Attack vector and impact
- Attack vector: Remote, via web content (malicious HTML/CSS). No local privileges required.
- Impact: Heap corruption in the renderer that can be chained to arbitrary code execution within the renderer sandbox or to other integrity and confidentiality failures depending on exploit chain maturity and platform mitigations.
- Exploitability: Security trackers and vendors assigned a high severity; some public reporting indicates active exploitation of similar CSS use‑after‑free bugs in 2026, though at the time of publication not every source confirmed confirmed in‑the‑wild exploitation of this exact CVE. Because public details were limited until fixes reached users, defenders should assume exploit potential and treat this as a high‑priority patch event.
Timeline and affected builds (verification)
- Google and Chromium published related Stable channel updates across January and February 2026. Chrome’s release notes from January 20, 2026 identify the Stable channel update to 144.0.7559.96/.97 for Windows/macOS and 144.0.7559.96 for Linux; however, the formal CVE entry for CVE‑2026‑2313 published in February references a fix boundary in the 145.x series (registry entries and vendor trackers list Chrome builds prior to 145.0.7632.45 as affected). This discrepancy reflects the normal cadence where multiple sequential releases and backports exist; defenders must rely on the explicit CVE‑to‑build mapping published by the vendor or a trusted registry such as NVD.
- NVD’s entry lists the vulnerability description and marks the NVD published date as February 11, 2026. Rapid7 and other vulnerability databases show publication dates around Feb 11–12, 2026, and identify the same use‑after‑free in CSS. Administrators should treat the NVD and vendor release notes as primary authorities for the exact build boundary on their platform.
- Microsoft’s Security Update Guide (MSRC) VEs that affect Microsoft products by noting whether Edge (Chromium‑based) is impacted and when the vendor has ingested fixes. For Chromium CVEs, MSRC’s regular practice is to show that “This CVE was assigned by Chrome. Microsoft Edge (Chromium‑based) ingests Chromium, which addresses this vulnerability.” Administrators should check MSRC for explicit ingestion confirmation for Edge.
Why enterprises should treat this seriously
- Web‑delivered exploit vector. The attack requires only that a user visit a malicious or compromised page (or open content rendered by an application hosting an embedded browser). This places every browsing‑enabled endpoint at potential risk.
- Renderer complexity and exploit potential. Use‑after‑free bugs in rendering subsystems have historically been a reliable primitive for exploit chains that break sandbox boundaries or significantly escalate the attacker’s capabilities. Combined with platform mitigation variability, this raises the seveowser crash.

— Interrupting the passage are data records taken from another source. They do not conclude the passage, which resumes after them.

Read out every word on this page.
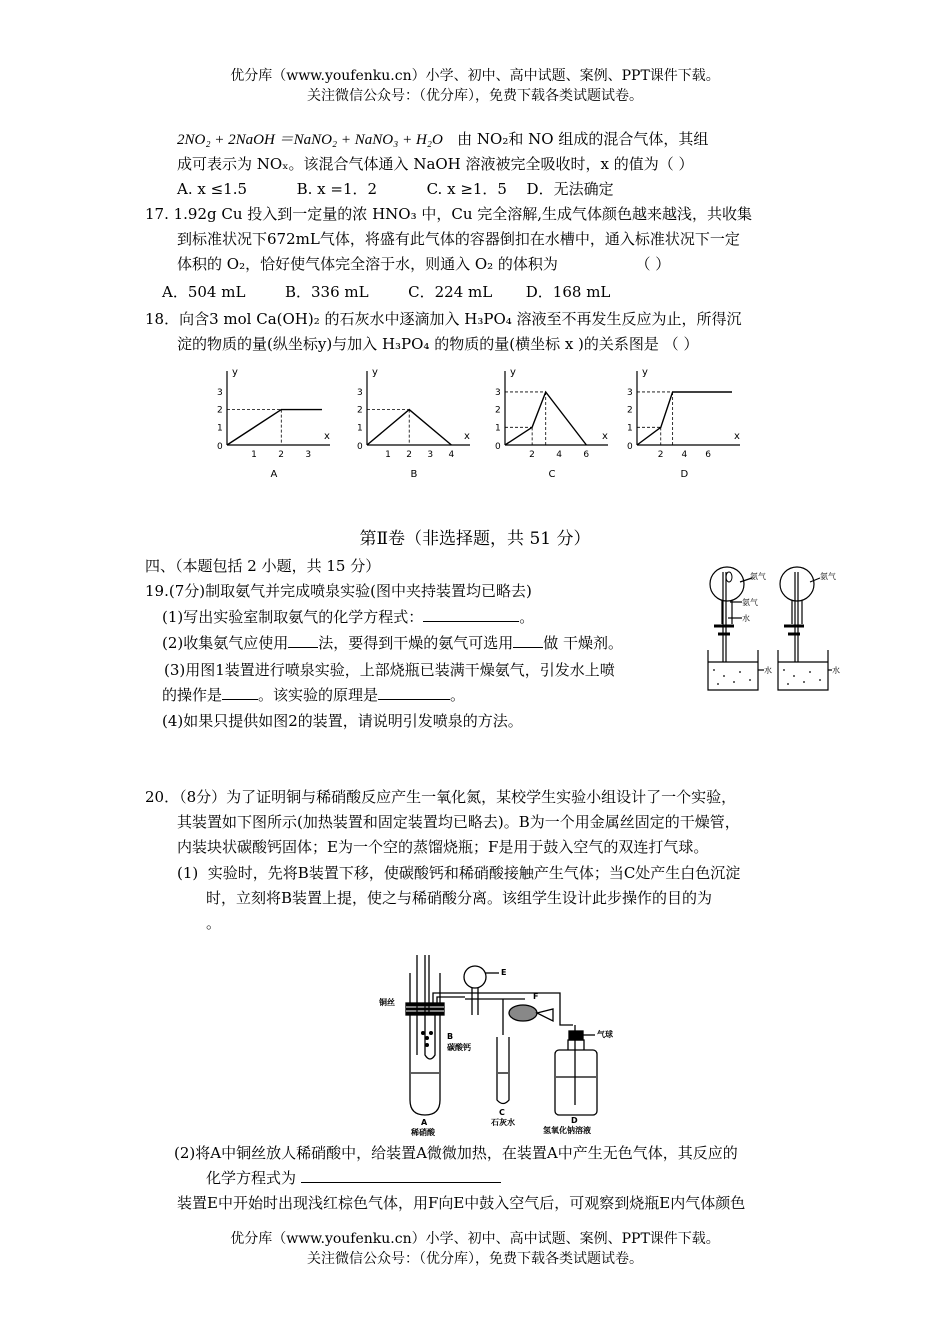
优分库（www.youfenku.cn）小学、初中、高中试题、案例、PPT课件下载。
关注微信公众号：（优分库），免费下载各类试题试卷。
2NO₂ + 2NaOH ＝NaNO₂ + NaNO₃ + H₂O 由 NO₂和 NO 组成的混合气体，其组
成可表示为 NOₓ。该混合气体通入 NaOH 溶液被完全吸收时，x 的值为（ ）
A. x ≤1.5	B. x =1．2	C. x ≥1．5 D．无法确定
17. 1.92g Cu 投入到一定量的浓 HNO₃ 中，Cu 完全溶解,生成气体颜色越来越浅，共收集
到标准状况下672mL气体，将盛有此气体的容器倒扣在水槽中，通入标准状况下一定
体积的 O₂，恰好使气体完全溶于水，则通入 O₂ 的体积为	（ ）
A．504 mL	B．336 mL	C．224 mL D．168 mL
18．向含3 mol Ca(OH)₂ 的石灰水中逐滴加入 H₃PO₄ 溶液至不再发生反应为止，所得沉
淀的物质的量(纵坐标y)与加入 H₃PO₄ 的物质的量(横坐标 x )的关系图是 （ ）
y
x
0
1 2 3
1
2
3
A
y
x
0
1 2 3 4
1
2
3
B
y
x
0
2 4 6
1
2
3
C
y
x
0
2 4 6
1
2
3
D
第Ⅱ卷（非选择题，共 51 分）
四、（本题包括 2 小题，共 15 分）
19.(7分)制取氨气并完成喷泉实验(图中夹持装置均已略去)
(1)写出实验室制取氨气的化学方程式：	。
(2)收集氨气应使用 法，要得到干燥的氨气可选用 做 干燥剂。
(3)用图1装置进行喷泉实验，上部烧瓶已装满干燥氨气，引发水上喷
的操作是 。该实验的原理是	。
(4)如果只提供如图2的装置，请说明引发喷泉的方法。
氨气
氨气
水
水
氨气
水
20．（8分）为了证明铜与稀硝酸反应产生一氧化氮，某校学生实验小组设计了一个实验，
其装置如下图所示(加热装置和固定装置均已略去)。B为一个用金属丝固定的干燥管，
内装块状碳酸钙固体；E为一个空的蒸馏烧瓶；F是用于鼓入空气的双连打气球。
(1) 实验时，先将B装置下移，使碳酸钙和稀硝酸接触产生气体；当C处产生白色沉淀
时，立刻将B装置上提，使之与稀硝酸分离。该组学生设计此步操作的目的为
。
铜丝
B
碳酸钙
A
稀硝酸
C
石灰水	D
氢氧化钠溶液
E
F
气球
(2)将A中铜丝放人稀硝酸中，给装置A微微加热，在装置A中产生无色气体，其反应的
化学方程式为
装置E中开始时出现浅红棕色气体，用F向E中鼓入空气后，可观察到烧瓶E内气体颜色
优分库（www.youfenku.cn）小学、初中、高中试题、案例、PPT课件下载。
关注微信公众号：（优分库），免费下载各类试题试卷。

- Downstream ingestion lag. Chrome may receive the upstream patch first; downstream vendors like Microsoft, Brave, Electron packagers, or embedded WebView consumers need to pick up and ship the fixed Chromium snapshot. That lag creates an exposure window for managed fleets that rely on officially released Edge or other Chromium builds. Enterprise patch policies must account for this upstream/downstream gap.
Vendor responses and public disclosure practices
Google’s Chrome Releases platform publishes stable channel updates and usually
restricts technical detail until a majority of users receive the fix (a standard responsible‑disclosure practice). Public reporting by security blogs and vendors then fills in the timeline as registries and trackers (NVD, Rapid7, OffSeq) index the CVE. This staged release reduces exploitation windows for mass internet users but complicates immediate forensic analysieering for defenders who prefer technical indicators early.
Microsoft’s typical pattern when Chromium CVEs are concerned is to wait until Edge integrates the patched Chromium build and then update MSRC and SUG entries with the exact Edge build numbers and KB metadata. Until that ingestion is documented, Edge installations should be considered
potentially vulnerable even if Chrome itself is patched in the environment — administrators must verify ingestion via MSRC entries and Edge release notes.
Practical remediation checklist (for WindowsForum readers)
Follow these prioritized steps to reduce risk quickly and deterministically:
- Update desktop Chrome / Edge
- For Chrome: Update to the Chrns the fix (check About → Chrome to force update). Confirm the Chrome build reported in the application matches the patched build boundary indicated in official advisories (NVD or Chrome release notes).
- For Microsoft Edge: *Do not a that Microsoft Edge has ingested the specific Chromium commit that fixes CVE‑2026‑2313 by checking the Microsoft Security Update Guide or Edge release notes before declaring Edge remediated. If Edge has not yet been updated, apply compensating controls until the Edge update is deployed.
- Inventory embedded Chromium runtimes
- Search for Electron apps, in‑house WebView hosts, kiosks, and third‑party apps that bundle Chromium. These embedded runtimes often lack automatic update paths and are common blind spots. Notify vendors of any unpatched products and prioritize updates or vendor coordination.
- Force relaunch and restart where required
- Browser updates commonly require a relaunch. For enterprise rollouts, schedule forced restarts during maintenance windows to ensure patched code is running across enetwork and policy mitigations while patches roll out
- For high‑risk groups, restrict web browsing to approved sites, use URL filtering, and consider applying additional sandboxing/isolation for untrusted browsing sessions (VDI, browser isolation services).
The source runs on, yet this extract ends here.